Nas redes sociais, Medina se intitula “policial militar, jornalista e editor de jornais, livros e revistas na área militar, desde 1987, e pré-candidato a vice-presidente”.
Na última pesquisa Datafolha, divulgada em 20 de junho, Santos aparece com 3% das intenções de voto, empatado com Caiado. Lula lidera com 41%, seguido do senador Flávio Bolsonaro (PL-RJ), com 31%. A margem de erro é de dois pontos para mais ou para menos.
“Compreendo seu coração de nobreza robusta ao ungir-me seu cavaleiro, na batalha que está por vir, para combater o bom combate, fielmente ao seu lado”, afirmou o pré-candidato a vice, em post nas redes sociais.
Medina é tenente-coronel da reserva da Brigada Militar do Rio Grande do Sul e jornalista. Ele já disputou eleições para prefeito de Canoas, governador do Rio Grande do Sul, deputado estadual e vereador em Porto Alegre. Nas eleições de 2014, 2018 e 2024 ficou como suplente.
Em maio, o Missão havia anunciado Medina como pré-candidato ao Senado no Rio Grande do Sul, com foco em temas como segurança pública, combate à corrupção e enfrentamento ao crime organizado.
Renan Santos é um dos fundadores do Movimento Brasil Livre (MBL) e aposta no desgaste de Flávio Bolsonaro durante a campanha. Sem tempo de propaganda gratuita em rádio e TV, a estratégia do presidenciável do Missão é investir em conteúdo nas redes e participar de debates e sabatinas para se tornar conhecido.

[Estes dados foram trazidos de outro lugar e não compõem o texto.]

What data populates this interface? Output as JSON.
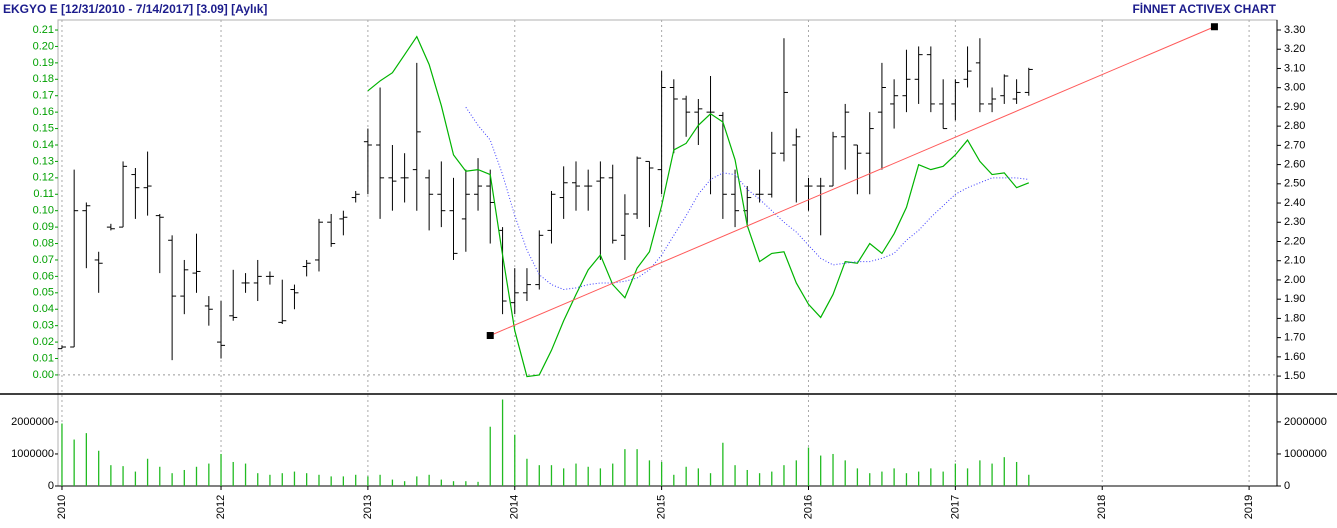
{
  "chart_data": [
    {
      "type": "ohlc",
      "title": "EKGYO E  [12/31/2010 - 7/14/2017]  [3.09]  [Aylık]",
      "watermark": "FİNNET ACTIVEX CHART",
      "bar_color": "#000000",
      "x": [
        2010.917,
        2011,
        2011.083,
        2011.167,
        2011.25,
        2011.333,
        2011.417,
        2011.5,
        2011.583,
        2011.667,
        2011.75,
        2011.833,
        2011.917,
        2012,
        2012.083,
        2012.167,
        2012.25,
        2012.333,
        2012.417,
        2012.5,
        2012.583,
        2012.667,
        2012.75,
        2012.833,
        2012.917,
        2013,
        2013.083,
        2013.167,
        2013.25,
        2013.333,
        2013.417,
        2013.5,
        2013.583,
        2013.667,
        2013.75,
        2013.833,
        2013.917,
        2014,
        2014.083,
        2014.167,
        2014.25,
        2014.333,
        2014.417,
        2014.5,
        2014.583,
        2014.667,
        2014.75,
        2014.833,
        2014.917,
        2015,
        2015.083,
        2015.167,
        2015.25,
        2015.333,
        2015.417,
        2015.5,
        2015.583,
        2015.667,
        2015.75,
        2015.833,
        2015.917,
        2016,
        2016.083,
        2016.167,
        2016.25,
        2016.333,
        2016.417,
        2016.5,
        2016.583,
        2016.667,
        2016.75,
        2016.833,
        2016.917,
        2017,
        2017.083,
        2017.167,
        2017.25,
        2017.333,
        2017.417,
        2017.5
      ],
      "open": [
        0.016,
        0.017,
        0.1,
        0.07,
        0.09,
        0.09,
        0.122,
        0.114,
        0.097,
        0.082,
        0.048,
        0.062,
        0.042,
        0.02,
        0.036,
        0.056,
        0.056,
        0.06,
        0.032,
        0.052,
        0.066,
        0.07,
        0.093,
        0.095,
        0.108,
        0.142,
        0.14,
        0.12,
        0.12,
        0.125,
        0.12,
        0.11,
        0.1,
        0.095,
        0.11,
        0.115,
        0.088,
        0.044,
        0.05,
        0.055,
        0.088,
        0.108,
        0.117,
        0.115,
        0.118,
        0.12,
        0.085,
        0.098,
        0.13,
        0.125,
        0.175,
        0.168,
        0.16,
        0.16,
        0.158,
        0.11,
        0.1,
        0.11,
        0.11,
        0.135,
        0.14,
        0.115,
        0.115,
        0.115,
        0.145,
        0.14,
        0.135,
        0.16,
        0.165,
        0.17,
        0.18,
        0.195,
        0.165,
        0.165,
        0.18,
        0.19,
        0.165,
        0.17,
        0.168,
        0.172
      ],
      "high": [
        0.018,
        0.125,
        0.105,
        0.075,
        0.092,
        0.13,
        0.126,
        0.136,
        0.098,
        0.085,
        0.07,
        0.086,
        0.048,
        0.045,
        0.064,
        0.062,
        0.07,
        0.063,
        0.058,
        0.055,
        0.07,
        0.095,
        0.098,
        0.1,
        0.112,
        0.15,
        0.175,
        0.14,
        0.135,
        0.19,
        0.125,
        0.13,
        0.12,
        0.125,
        0.132,
        0.125,
        0.09,
        0.065,
        0.065,
        0.088,
        0.112,
        0.127,
        0.13,
        0.125,
        0.13,
        0.128,
        0.11,
        0.133,
        0.13,
        0.185,
        0.18,
        0.17,
        0.168,
        0.182,
        0.16,
        0.125,
        0.115,
        0.125,
        0.148,
        0.205,
        0.15,
        0.12,
        0.12,
        0.148,
        0.165,
        0.14,
        0.16,
        0.19,
        0.18,
        0.198,
        0.2,
        0.2,
        0.18,
        0.18,
        0.2,
        0.205,
        0.175,
        0.183,
        0.18,
        0.187
      ],
      "low": [
        0.016,
        0.017,
        0.065,
        0.05,
        0.088,
        0.09,
        0.095,
        0.097,
        0.062,
        0.009,
        0.037,
        0.05,
        0.03,
        0.01,
        0.033,
        0.05,
        0.045,
        0.055,
        0.031,
        0.04,
        0.06,
        0.063,
        0.078,
        0.085,
        0.105,
        0.11,
        0.095,
        0.1,
        0.105,
        0.1,
        0.088,
        0.09,
        0.07,
        0.075,
        0.1,
        0.08,
        0.037,
        0.037,
        0.045,
        0.052,
        0.08,
        0.095,
        0.1,
        0.1,
        0.07,
        0.08,
        0.07,
        0.095,
        0.09,
        0.11,
        0.135,
        0.145,
        0.14,
        0.11,
        0.095,
        0.09,
        0.09,
        0.105,
        0.108,
        0.13,
        0.105,
        0.1,
        0.085,
        0.115,
        0.125,
        0.11,
        0.11,
        0.125,
        0.15,
        0.16,
        0.165,
        0.16,
        0.15,
        0.155,
        0.175,
        0.16,
        0.16,
        0.165,
        0.165,
        0.17
      ],
      "close": [
        0.017,
        0.1,
        0.103,
        0.068,
        0.089,
        0.127,
        0.114,
        0.115,
        0.096,
        0.048,
        0.064,
        0.063,
        0.04,
        0.018,
        0.035,
        0.056,
        0.06,
        0.06,
        0.033,
        0.05,
        0.068,
        0.093,
        0.08,
        0.096,
        0.11,
        0.14,
        0.12,
        0.118,
        0.12,
        0.148,
        0.11,
        0.1,
        0.074,
        0.11,
        0.115,
        0.105,
        0.045,
        0.05,
        0.055,
        0.085,
        0.11,
        0.117,
        0.115,
        0.115,
        0.12,
        0.082,
        0.098,
        0.132,
        0.126,
        0.175,
        0.168,
        0.16,
        0.162,
        0.16,
        0.11,
        0.1,
        0.108,
        0.11,
        0.135,
        0.172,
        0.145,
        0.115,
        0.115,
        0.145,
        0.16,
        0.135,
        0.15,
        0.175,
        0.17,
        0.18,
        0.195,
        0.165,
        0.15,
        0.178,
        0.185,
        0.165,
        0.168,
        0.182,
        0.172,
        0.186
      ],
      "lines": [
        {
          "color": "#00b400",
          "style": "solid",
          "values": [
            null,
            null,
            null,
            null,
            null,
            null,
            null,
            null,
            null,
            null,
            null,
            null,
            null,
            null,
            null,
            null,
            null,
            null,
            null,
            null,
            null,
            null,
            null,
            null,
            null,
            0.173,
            0.179,
            0.184,
            0.195,
            0.206,
            0.189,
            0.164,
            0.134,
            0.124,
            0.125,
            0.122,
            0.073,
            0.027,
            -0.001,
            0,
            0.015,
            0.033,
            0.049,
            0.064,
            0.073,
            0.055,
            0.047,
            0.065,
            0.075,
            0.103,
            0.137,
            0.141,
            0.152,
            0.159,
            0.154,
            0.131,
            0.091,
            0.069,
            0.074,
            0.075,
            0.056,
            0.043,
            0.035,
            0.049,
            0.069,
            0.068,
            0.08,
            0.074,
            0.086,
            0.102,
            0.128,
            0.125,
            0.127,
            0.134,
            0.143,
            0.13,
            0.122,
            0.123,
            0.114,
            0.117
          ]
        },
        {
          "color": "#3c3cff",
          "style": "dotted",
          "values": [
            null,
            null,
            null,
            null,
            null,
            null,
            null,
            null,
            null,
            null,
            null,
            null,
            null,
            null,
            null,
            null,
            null,
            null,
            null,
            null,
            null,
            null,
            null,
            null,
            null,
            null,
            null,
            null,
            null,
            null,
            null,
            null,
            null,
            0.163,
            0.152,
            0.143,
            0.122,
            0.097,
            0.076,
            0.061,
            0.055,
            0.052,
            0.053,
            0.055,
            0.056,
            0.056,
            0.057,
            0.059,
            0.064,
            0.073,
            0.085,
            0.097,
            0.11,
            0.119,
            0.123,
            0.122,
            0.113,
            0.107,
            0.1,
            0.093,
            0.087,
            0.079,
            0.071,
            0.067,
            0.068,
            0.069,
            0.069,
            0.071,
            0.074,
            0.082,
            0.088,
            0.096,
            0.103,
            0.11,
            0.114,
            0.117,
            0.12,
            0.12,
            0.12,
            0.119
          ]
        }
      ],
      "trendline": {
        "color": "#ff5a5a",
        "x": [
          2013.833,
          2018.764
        ],
        "values": [
          0.024,
          0.212
        ]
      },
      "xlim": [
        2010.89,
        2019.19
      ],
      "ylim": [
        -0.011,
        0.2161
      ],
      "yticks": [
        {
          "value": 0,
          "label": "0.00"
        },
        0.01,
        0.02,
        0.03,
        0.04,
        0.05,
        0.06,
        0.07,
        0.08,
        0.09,
        {
          "value": 0.1,
          "label": "0.10"
        },
        0.11,
        0.12,
        0.13,
        0.14,
        0.15,
        0.16,
        0.17,
        0.18,
        0.19,
        {
          "value": 0.2,
          "label": "0.20"
        },
        0.21
      ],
      "y2lim": [
        1.412,
        3.352
      ],
      "y2ticks": [
        {
          "value": 1.5,
          "label": "1.50"
        },
        {
          "value": 1.6,
          "label": "1.60"
        },
        {
          "value": 1.7,
          "label": "1.70"
        },
        {
          "value": 1.8,
          "label": "1.80"
        },
        {
          "value": 1.9,
          "label": "1.90"
        },
        {
          "value": 2.0,
          "label": "2.00"
        },
        {
          "value": 2.1,
          "label": "2.10"
        },
        {
          "value": 2.2,
          "label": "2.20"
        },
        {
          "value": 2.3,
          "label": "2.30"
        },
        {
          "value": 2.4,
          "label": "2.40"
        },
        {
          "value": 2.5,
          "label": "2.50"
        },
        {
          "value": 2.6,
          "label": "2.60"
        },
        {
          "value": 2.7,
          "label": "2.70"
        },
        {
          "value": 2.8,
          "label": "2.80"
        },
        {
          "value": 2.9,
          "label": "2.90"
        },
        {
          "value": 3.0,
          "label": "3.00"
        },
        {
          "value": 3.1,
          "label": "3.10"
        },
        {
          "value": 3.2,
          "label": "3.20"
        },
        {
          "value": 3.3,
          "label": "3.30"
        }
      ]
    },
    {
      "type": "bar",
      "color": "#22bb22",
      "x": [
        2010.917,
        2011,
        2011.083,
        2011.167,
        2011.25,
        2011.333,
        2011.417,
        2011.5,
        2011.583,
        2011.667,
        2011.75,
        2011.833,
        2011.917,
        2012,
        2012.083,
        2012.167,
        2012.25,
        2012.333,
        2012.417,
        2012.5,
        2012.583,
        2012.667,
        2012.75,
        2012.833,
        2012.917,
        2013,
        2013.083,
        2013.167,
        2013.25,
        2013.333,
        2013.417,
        2013.5,
        2013.583,
        2013.667,
        2013.75,
        2013.833,
        2013.917,
        2014,
        2014.083,
        2014.167,
        2014.25,
        2014.333,
        2014.417,
        2014.5,
        2014.583,
        2014.667,
        2014.75,
        2014.833,
        2014.917,
        2015,
        2015.083,
        2015.167,
        2015.25,
        2015.333,
        2015.417,
        2015.5,
        2015.583,
        2015.667,
        2015.75,
        2015.833,
        2015.917,
        2016,
        2016.083,
        2016.167,
        2016.25,
        2016.333,
        2016.417,
        2016.5,
        2016.583,
        2016.667,
        2016.75,
        2016.833,
        2016.917,
        2017,
        2017.083,
        2017.167,
        2017.25,
        2017.333,
        2017.417,
        2017.5
      ],
      "values": [
        1950000,
        1450000,
        1650000,
        1100000,
        650000,
        620000,
        450000,
        850000,
        600000,
        400000,
        500000,
        600000,
        700000,
        1000000,
        750000,
        700000,
        400000,
        350000,
        400000,
        450000,
        400000,
        350000,
        300000,
        300000,
        350000,
        300000,
        350000,
        200000,
        150000,
        300000,
        350000,
        200000,
        150000,
        150000,
        130000,
        1850000,
        2700000,
        1600000,
        850000,
        650000,
        650000,
        550000,
        700000,
        600000,
        550000,
        700000,
        1150000,
        1150000,
        800000,
        750000,
        350000,
        600000,
        550000,
        400000,
        1350000,
        650000,
        500000,
        400000,
        450000,
        650000,
        800000,
        1200000,
        950000,
        1000000,
        800000,
        550000,
        400000,
        450000,
        550000,
        400000,
        450000,
        550000,
        450000,
        700000,
        550000,
        800000,
        700000,
        900000,
        750000,
        350000
      ],
      "xlim": [
        2010.89,
        2019.19
      ],
      "xticks": [
        {
          "value": 2010.917,
          "label": "2010"
        },
        2012,
        2013,
        2014,
        2015,
        2016,
        2017,
        2018,
        2019
      ],
      "grid": true,
      "ylim": [
        0,
        2840000
      ],
      "yticks": [
        0,
        1000000,
        2000000
      ]
    }
  ]
}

Ele se inspira em dois símbolos da ultradireita: os presidentes da Argentina, Javier Milei, e de El Salvador, Nayib Bukele. Do primeiro, admira o discurso de austeridade. Do segundo, que enfrenta denúncias de violação dos direitos humanos, com prisões arbitrárias e sem autorização judicial, destaca o combate a facções criminosas.
Outras costuras
Nesta semana, Caiado também definiu seu vice. Em evento esvaziado do PSD, o pré-candidato ao Palácio do Planalto anunciou o nome de Kassab. A definição da chapa puro-sangue encerrou semanas de negociações dentro do partido. Foi avaliada uma aliança com a federação União Brasil-PP, mas as siglas descartaram um acordo com Caiado desde o início. Apesar disso, uma parte da federação, como o pré-candidato a governador da Bahia ACM Neto (União), acena como um apoio a Caiado.
A aposta inicial do PSD era ampliar o tempo de TV, atraindo outros partidos para a chapa. Além da dificuldade de fazer alianças, pesou o fato de o ex-governador de Goiás ter ingressado no partido recentemente, o que levou dirigentes históricos a defenderem que o vice fosse um nome identificado com a história da sigla.
Já Lula bateu o martelo sobre Alckmin no final de março. O petista e aliados próximos vinham manifestando interesse em atrair o MDB para a vice, com o atual vice entrando na disputa pelo Senado em São Paulo. Mas resistências tanto no PSB quanto do próprio Alckmin minaram a possibilidade.